Avant de décider comment aborder un appel, les appelants potentiels doivent d’abord déterminer si l’appel doit être interjeté. La brièveté à couper le souffle avec laquelle la Cour d’appel de l’Ontario a statué sur les demandes de l’appelant dans Mullings c. Robertson, 2019 ONCA 979 est un avertissement pour les appelants potentiels en droit de la famille.
Les questions types qui sont jugées dans les procès en droit de la famille sont notoirement difficiles à interjeter appel.
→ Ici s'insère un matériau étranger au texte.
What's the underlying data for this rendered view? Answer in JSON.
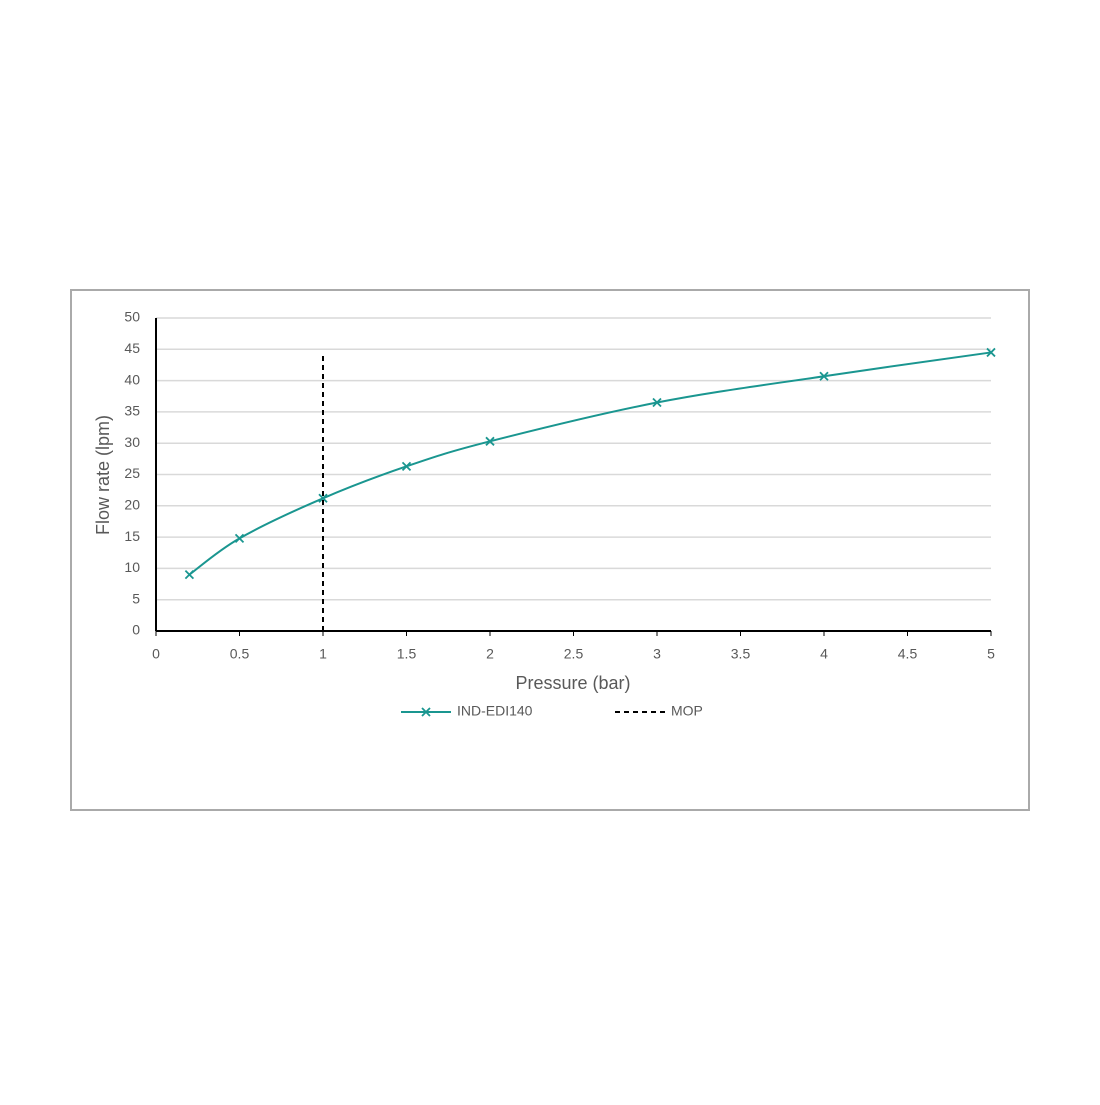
{
  "chart_data": {
    "type": "line",
    "x_label": "Pressure (bar)",
    "y_label": "Flow rate (lpm)",
    "series": [
      {
        "name": "IND-EDI140",
        "color": "#1a9690",
        "marker": "x",
        "smooth": true,
        "x": [
          0.2,
          0.5,
          1,
          1.5,
          2,
          3,
          4,
          5
        ],
        "values": [
          9,
          14.8,
          21.2,
          26.3,
          30.3,
          36.5,
          40.7,
          44.5
        ]
      },
      {
        "name": "MOP",
        "color": "#000000",
        "dashed": true,
        "x": [
          1,
          1
        ],
        "values": [
          0,
          44.5
        ]
      }
    ],
    "xlim": [
      0,
      5
    ],
    "xticks": [
      0,
      0.5,
      1,
      1.5,
      2,
      2.5,
      3,
      3.5,
      4,
      4.5,
      5
    ],
    "ylim": [
      0,
      50
    ],
    "yticks": [
      0,
      5,
      10,
      15,
      20,
      25,
      30,
      35,
      40,
      45,
      50
    ],
    "grid": true,
    "legend": "bottom"
  }
}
L’application judiciaire des critères juridiques de la garde et du droit de visite (l’intérêt supérieur des enfants) et de la pension alimentaire pour époux (un partage équitable des conséquences économiques de la relation et de sa rupture) est hautement discrétionnaire, les juges en droit de la famille prennent généralement en compte de nombreux facteurs pour rendre leurs décisions et la Cour d’appel ne répartira pas le poids qu’un juge de première instance a accordé à chaque fait, à moins que le juge de première instance n’ait commis une erreur manifeste et prépondérante.
Les appels des procès en droit de la famille doivent donc être traités avec prudence, car la Cour d’appel a tendance à donner un coup de barre aux appelants qui ne sont tout simplement pas d’accord avec les juges de première instance qui ont exercé leur pouvoir discrétionnaire.
L’éventail des questions que la Cour d’appel a rapidement rejetées dans l’affaire Mullings est révélateur.
L’Appelant allègue que le juge de première instance a commis des erreurs factuelles en établissant la date de séparation, en calculant les dépenses familiales conjointes et en évaluant sa contribution aux frais d’études de sa fille. Il a également affirmé que le juge avait commis une erreur:
- son refus de la demande de pension alimentaire pour époux de l’Appelant;
- sa conclusion qu’il n’y avait pas de coentreprise familiale;
- sa décision d’ordonner à l’Appelant de payer une pension alimentaire rétroactive pour enfants et d’effectuer des paiements en vertu des Lignes directrices sur les pensions alimentaires pour enfants; et
- son refus d’accueillir la demande d’enrichissement sans cause de l’Appelant.
La cour a résumé son rejet de ces motifs d’appel en affirmant simplement que le juge de première instance était en droit de se prononcer sur les conclusions qu’il a tirées de la preuve dont il était saisi. En omettant de démontrer une erreur palpable et excessive, l’appelant n’avait pas le droit de contester les conclusions du juge de première instance.
L’Appelant aurait peut-être pensé qu’il aurait plus de chance d’interjeter appel de la décision du juge de première instance de refuser de déduire le loyer d’occupation des frais d’entretien qu’il a été condamné à payer à l’intimé. Cependant, le tribunal n’était pas enclin à analyser la loi en vigueur sur la location d’occupation. Elle a conclu que le refus du juge de première instance de compenser le loyer d’occupation était une » décision discrétionnaire « , fondée sur des conclusions factuelles qu’il était en droit de faire.
La cour a même refusé de se prononcer sur la seule question de droit soulevée par l’appelante. L’Appelant prétend que le juge de première instance a commis une erreur en appliquant la Loi de 2002 sur les limitations, L.O. 2003, ch. 24, Sch B (avec son délai de prescription de deux ans) au lieu de la Loi sur les limitations des biens immobiliers L.R.O 1990 ch. L. 15, (qui prévoit un délai de prescription de 10 ans à l’article 23(1)) et à l’exclusion de la demande de dommages-intérêts de l’Appelant découlant du refus de l’intimé de participer à l’achat d’un bien. La cour a même refusé de trancher la question parce que le juge de première instance avait conclu que les dommages-intérêts de l’appelant n’avaient pas été causés par le refus de l’intimé et qu’il n’était donc pas nécessaire de décider de la Loi sur les limitations à appliquer. En l’espèce, la déférence à l’égard de la prérogative du juge de première instance en matière d’établissement des faits l’emportait même sur une question de droit claire.
Mullings souligne la difficulté que rencontrent les appelants lorsqu’ils interjettent appel de décisions en droit de la famille devant la Cour d’appel. Le droit de la famille est, en grande partie, fondé sur des faits; les vraies erreurs de droit, ou les cas clairs d’un juge de première instance ayant commis une erreur manifeste et prépondérante, sont rares. Les appelants doivent examiner attentivement la décision de première instance pour voir s’il y a de telles erreurs. De petits désaccords avec les conclusions de fait du juge de première instance ne s’ajoutent pas à un appel réussi.